If $1 \leq p < n$. The Gagliardo-Nirenberg-Sobolev inequality states that there exists a constant C such that $||u||_{L^{p^{*}}(\mathbb{R}^{n})} \leq C||Du||_{L^{p}(\mathbb{R}^{n})}$ for all $u \in C_{c}^{1}(\mathbb{R}^{n})$.

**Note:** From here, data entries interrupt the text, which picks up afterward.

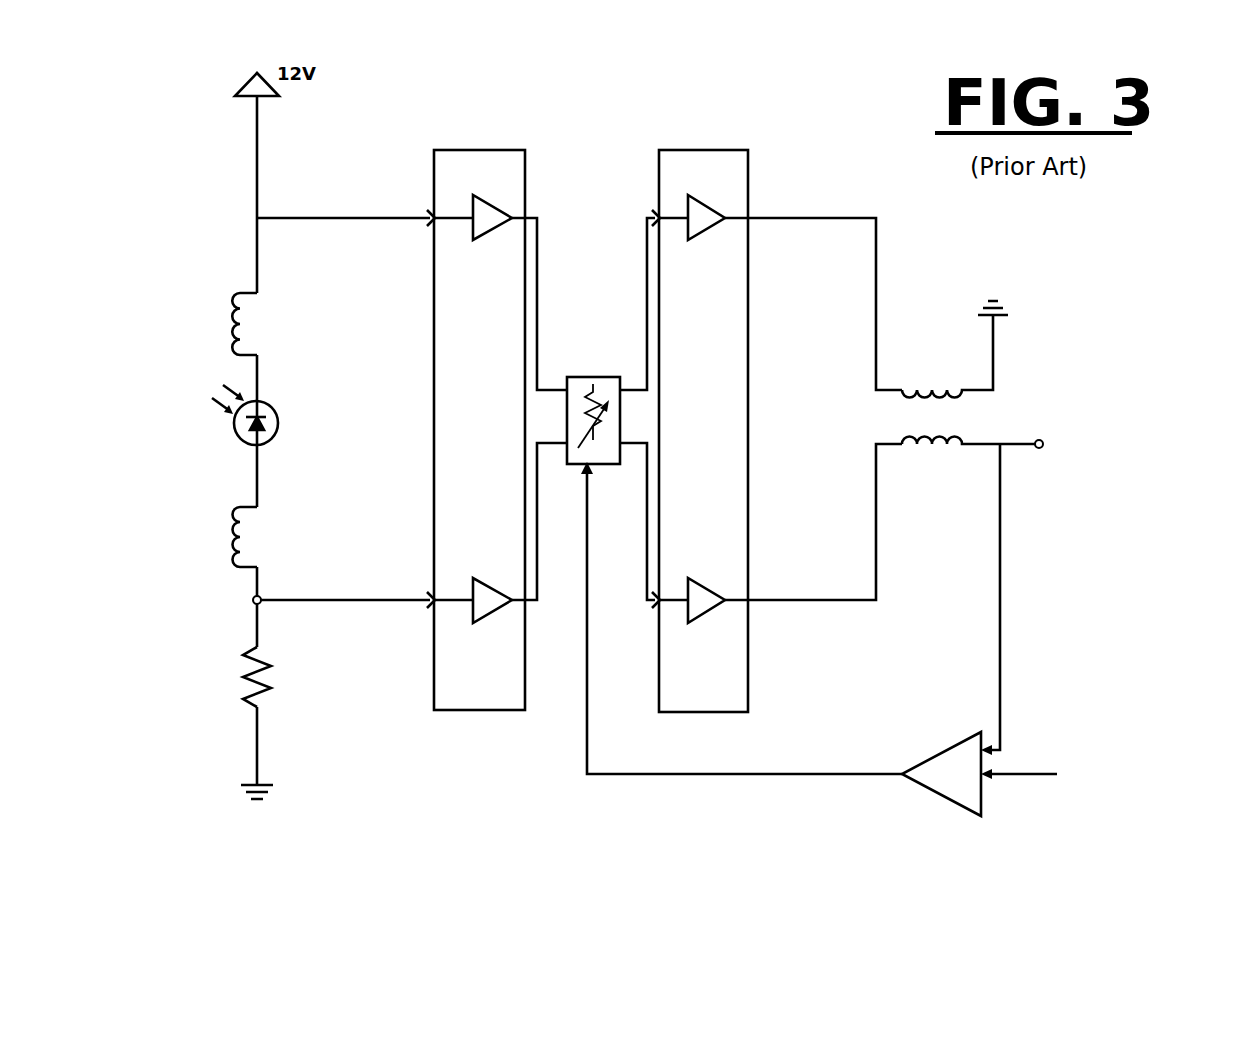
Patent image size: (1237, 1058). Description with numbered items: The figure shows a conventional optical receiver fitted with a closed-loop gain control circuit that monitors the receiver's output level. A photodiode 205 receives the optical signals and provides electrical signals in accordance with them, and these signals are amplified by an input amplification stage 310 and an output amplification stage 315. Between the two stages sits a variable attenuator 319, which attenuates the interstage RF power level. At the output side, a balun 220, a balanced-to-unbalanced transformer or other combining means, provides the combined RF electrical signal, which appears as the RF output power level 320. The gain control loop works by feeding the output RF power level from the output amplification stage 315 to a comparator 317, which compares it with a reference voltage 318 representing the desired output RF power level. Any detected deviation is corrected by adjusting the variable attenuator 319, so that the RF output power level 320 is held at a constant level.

The photodiode 205 is at (237, 441).
The input amplification stage 310 is at (492, 148).
The output amplification stage 315 is at (705, 150).
The variable attenuator 319 is at (573, 377).
The balun 220 is at (937, 446).
The RF output power level 320 is at (1044, 452).
The comparator 317 is at (932, 792).
The reference voltage 318 is at (1135, 763).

The first part of the theorem of General Sobolev Inequalities states:
Let $U$ be a bounded open subset of $\mathbb{R}^{n}$, with a $C^{1}$ boundary. Assume $u \in W^{k,p}(U)$. If $k < \frac{n}{p}$ then $u \in L^{q}(U)$ where $\frac{1}{q} = \frac{1}{p} - \frac{k}{n}$.
At the start of proof they state:
Assume $k < \frac{n}{p}$ then since $D^{\alpha}u \in L^{p}(U)$ for all $|\alpha| = k$, the Sobolev-Nirenberg-Gagliardo inequality implies $||D^{\beta }u||_{L^{p^{*}}(U)} \leq C||u||_{W^{k,p}(U)}$ if $|\beta| = k-1$.
How do we use the Sobolev-Nirenberg-Gagliardo inequality without the assumption that $u \in C_{c}^{1}(\mathbb{R}^{n})$?